Growth in the use of medical services and goods is expected to remain heightened through 2026, the authors explain, whereas various provisions from recent legislation are expected to reduce enrollment in private health insurance and Medicaid and to slow Medicaid spending growth through 2028.
‘Despite these declines in coverage, the insured share of the population is expected to be more than 90% in 2034.’
Health spending is expected to continue growing faster than economic resources (GDP and disposable personal income).
The use of medical services and goods drives these trends, Fiore and co-researchers state.
‘On a per-enrollee spending basis, private health insurance, Medicare and Medicaid are all anticipated to increase above 5.0% per year between 2025 and 2034.’
Policymakers will continue to explore options for addressing the significant financing challenges for a sector that is expected to account for more than one-fifth of the economy by 2034.
The financing concerns must be considered within the context of aligning the goals of technological advancement—perhaps driven by progressions in AI that could be cost-increasing or cost-decreasing—with improved population health and health insurance coverage, the researchers write.
‘To the extent that new legislation is enacted that affects coverage patterns or payment rates or that the assumptions used in this analysis differ from the ultimate outcomes, such events may result in deviations between health spending and insurance enrollment projections and actual experience.’

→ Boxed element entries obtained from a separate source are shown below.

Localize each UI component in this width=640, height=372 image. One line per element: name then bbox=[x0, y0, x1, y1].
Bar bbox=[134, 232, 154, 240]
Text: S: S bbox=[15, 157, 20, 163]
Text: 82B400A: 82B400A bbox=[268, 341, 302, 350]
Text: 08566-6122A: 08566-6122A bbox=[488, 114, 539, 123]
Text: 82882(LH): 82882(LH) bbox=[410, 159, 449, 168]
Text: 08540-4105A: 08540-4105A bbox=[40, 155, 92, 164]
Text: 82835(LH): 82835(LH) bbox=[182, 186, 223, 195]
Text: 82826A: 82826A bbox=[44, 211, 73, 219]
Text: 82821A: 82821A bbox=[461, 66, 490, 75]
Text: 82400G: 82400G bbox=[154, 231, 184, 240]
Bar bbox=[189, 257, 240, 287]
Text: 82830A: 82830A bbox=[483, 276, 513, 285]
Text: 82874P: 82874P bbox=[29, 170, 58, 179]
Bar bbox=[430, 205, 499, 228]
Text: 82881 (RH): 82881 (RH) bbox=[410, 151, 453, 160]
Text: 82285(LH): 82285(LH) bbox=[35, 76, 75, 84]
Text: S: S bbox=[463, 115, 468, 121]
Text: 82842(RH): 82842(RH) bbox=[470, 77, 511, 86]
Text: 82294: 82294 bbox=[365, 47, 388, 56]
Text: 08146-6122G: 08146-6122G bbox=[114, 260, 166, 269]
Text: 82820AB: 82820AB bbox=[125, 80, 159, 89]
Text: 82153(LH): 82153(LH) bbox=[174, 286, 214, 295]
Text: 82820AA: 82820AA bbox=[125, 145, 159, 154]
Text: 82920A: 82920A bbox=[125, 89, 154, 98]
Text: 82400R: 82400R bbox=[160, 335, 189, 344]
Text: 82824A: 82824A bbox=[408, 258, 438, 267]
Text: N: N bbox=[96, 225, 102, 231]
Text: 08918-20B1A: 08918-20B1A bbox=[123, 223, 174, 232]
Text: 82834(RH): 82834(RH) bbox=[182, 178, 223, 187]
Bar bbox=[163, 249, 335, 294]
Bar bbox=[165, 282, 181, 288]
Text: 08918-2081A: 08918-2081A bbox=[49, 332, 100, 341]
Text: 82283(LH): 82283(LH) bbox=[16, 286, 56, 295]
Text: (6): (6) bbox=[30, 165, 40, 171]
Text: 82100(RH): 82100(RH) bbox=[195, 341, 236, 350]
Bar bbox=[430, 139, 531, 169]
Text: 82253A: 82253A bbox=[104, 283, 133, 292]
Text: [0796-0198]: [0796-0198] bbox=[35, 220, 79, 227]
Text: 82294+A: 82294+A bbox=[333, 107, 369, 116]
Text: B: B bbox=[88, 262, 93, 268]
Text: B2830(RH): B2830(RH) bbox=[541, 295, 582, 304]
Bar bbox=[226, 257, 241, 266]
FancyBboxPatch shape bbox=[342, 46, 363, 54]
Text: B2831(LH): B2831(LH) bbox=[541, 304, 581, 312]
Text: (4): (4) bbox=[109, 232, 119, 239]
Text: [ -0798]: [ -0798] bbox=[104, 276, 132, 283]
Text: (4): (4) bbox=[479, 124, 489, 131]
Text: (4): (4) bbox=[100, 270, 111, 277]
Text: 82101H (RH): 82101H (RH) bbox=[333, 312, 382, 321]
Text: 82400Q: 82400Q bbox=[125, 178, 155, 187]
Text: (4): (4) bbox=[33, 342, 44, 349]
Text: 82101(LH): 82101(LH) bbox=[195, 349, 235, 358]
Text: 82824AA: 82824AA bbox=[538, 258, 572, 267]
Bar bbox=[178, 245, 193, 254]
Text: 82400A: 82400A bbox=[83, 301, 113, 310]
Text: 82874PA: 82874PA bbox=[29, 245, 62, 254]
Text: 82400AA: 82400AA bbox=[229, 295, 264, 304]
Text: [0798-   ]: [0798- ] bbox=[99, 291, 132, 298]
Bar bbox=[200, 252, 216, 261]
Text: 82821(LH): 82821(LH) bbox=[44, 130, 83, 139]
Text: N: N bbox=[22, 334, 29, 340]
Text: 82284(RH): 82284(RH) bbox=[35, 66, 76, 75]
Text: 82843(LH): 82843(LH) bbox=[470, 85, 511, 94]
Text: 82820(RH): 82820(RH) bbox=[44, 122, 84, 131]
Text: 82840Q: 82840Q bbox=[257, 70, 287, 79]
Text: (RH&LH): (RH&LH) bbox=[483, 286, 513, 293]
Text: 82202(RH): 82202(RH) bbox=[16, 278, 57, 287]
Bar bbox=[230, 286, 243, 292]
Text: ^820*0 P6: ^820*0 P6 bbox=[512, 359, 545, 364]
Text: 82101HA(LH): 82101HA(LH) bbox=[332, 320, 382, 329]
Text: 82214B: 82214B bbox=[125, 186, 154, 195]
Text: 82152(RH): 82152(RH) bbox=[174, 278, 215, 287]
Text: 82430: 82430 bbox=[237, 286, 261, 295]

Fiore and team point out that their projections are produced using actuarial and econometric modeling methods. In some instances they adjusted projections “regarding the degree to which other factors may affect future health spending and health insurance enrollment.”
The projections were finalized in April, they note, and are consistent with the economic and demographic assumptions from the 2026 Medicare trustees report (officially the 2026 Annual Report of the Boards of Trustees of the Federal Hospital Insurance and Federal Supplementary Medical Insurance Trust Funds).